In fact, by seeking election at the 2014 EU parliament elections, she and her supporters are not a political movement, per se. A movement, as defined, does not seek election to public office. Instead, "it aims to convince citizens and/or government officers to take action on the issues and concerns which are the focus of the movement".

Thus, while the Harrogate Agenda is a movement, Sinclaire's "We Demand A Referendum Party" is a classic political party, and one built on an incredibly narrow single issue.

Despite that, as it is ostensibly a well-motivated campaign seeking our extraction from the EU, we might perhaps be expected to wish it well. But we are actually more inclined to deplore yet another example of the absolute determination to fail that plagues euroscepticism.

In this particular instance, we are as sure as we can be that there will be no EU referendum this side of the general election, which is to be held in 2015. Our best analysis suggests that the earliest possible date would be 2016, but more likely it will be later. Sinclaire's party has no chance whatsoever of getting a referendum in 2014

However – with a new EU treaty in the offing – one can be reasonably confident that we will get an EU referendum, although its precise nature is as yet uncertain.  In that sense, the general battle is already won. Sinclaire is kicking at a closed door, when the one next to it is wide open.

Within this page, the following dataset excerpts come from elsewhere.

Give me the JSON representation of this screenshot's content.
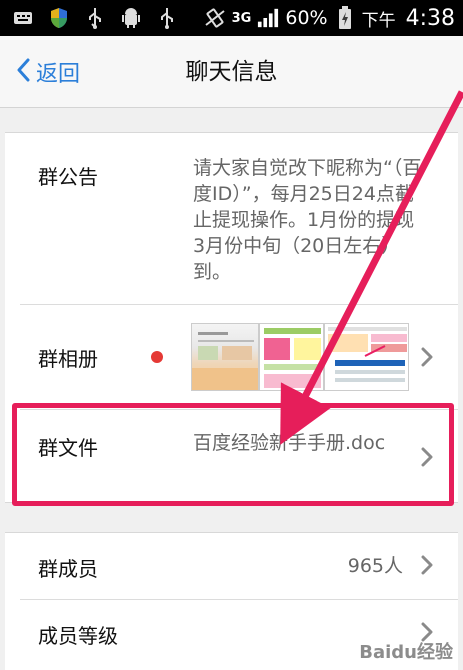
{
  "status_bar": {
    "network": "3G",
    "battery": "60%",
    "ampm": "下午",
    "time": "4:38"
  },
  "nav": {
    "back_label": "返回",
    "title": "聊天信息"
  },
  "rows": {
    "notice": {
      "label": "群公告",
      "value": "请大家自觉改下昵称为“（百度ID）”，每月25日24点截止提现操作。1月份的提现3月份中旬（20日左右）到。"
    },
    "album": {
      "label": "群相册",
      "has_new": true
    },
    "files": {
      "label": "群文件",
      "value": "百度经验新手手册.doc"
    },
    "members": {
      "label": "群成员",
      "value": "965人"
    },
    "level": {
      "label": "成员等级"
    }
  },
  "annotation": {
    "color": "#e61e5a"
  },
  "watermark": "Baidu经验"
}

What she then ignores is that, should it come to a referendum, the eurosceptic "community" is particularly ill-equipped and organised to fight it - unlike the proliferation of europhile organisations, including Open Europe. And the even greater handicap is the lack of any coherent alternative to the EU, or a credible exit plan - neither of which Ms Sinclaire has on offer.

Unsurprisingly, therefore, the launch of her "party" has engendered a goodly volume of e-mail traffic, some of which conveys the sentiment that her effort is a complete waste of time. And with that, it is hard to disagree. On the one hand, she is setting herself an objective than cannot be achieved while, on the other, she is not doing that which must be done in order for a referendum to succeed.

In all probability though, her efforts will come to nothing. Setting up a political party is a notoriously ineffective mechanism for achieving political change, which is why we believe that the political movement route is a better option.

That another eurosceptic grouping has chosen the former is all part of the tragedy of euroscepticism, doomed to expending energy and resource on the ineffective.  And why such groupings are so attracted to failure is one of those mysteries we will never solve.  That is the greater tragedy of euroscepticism.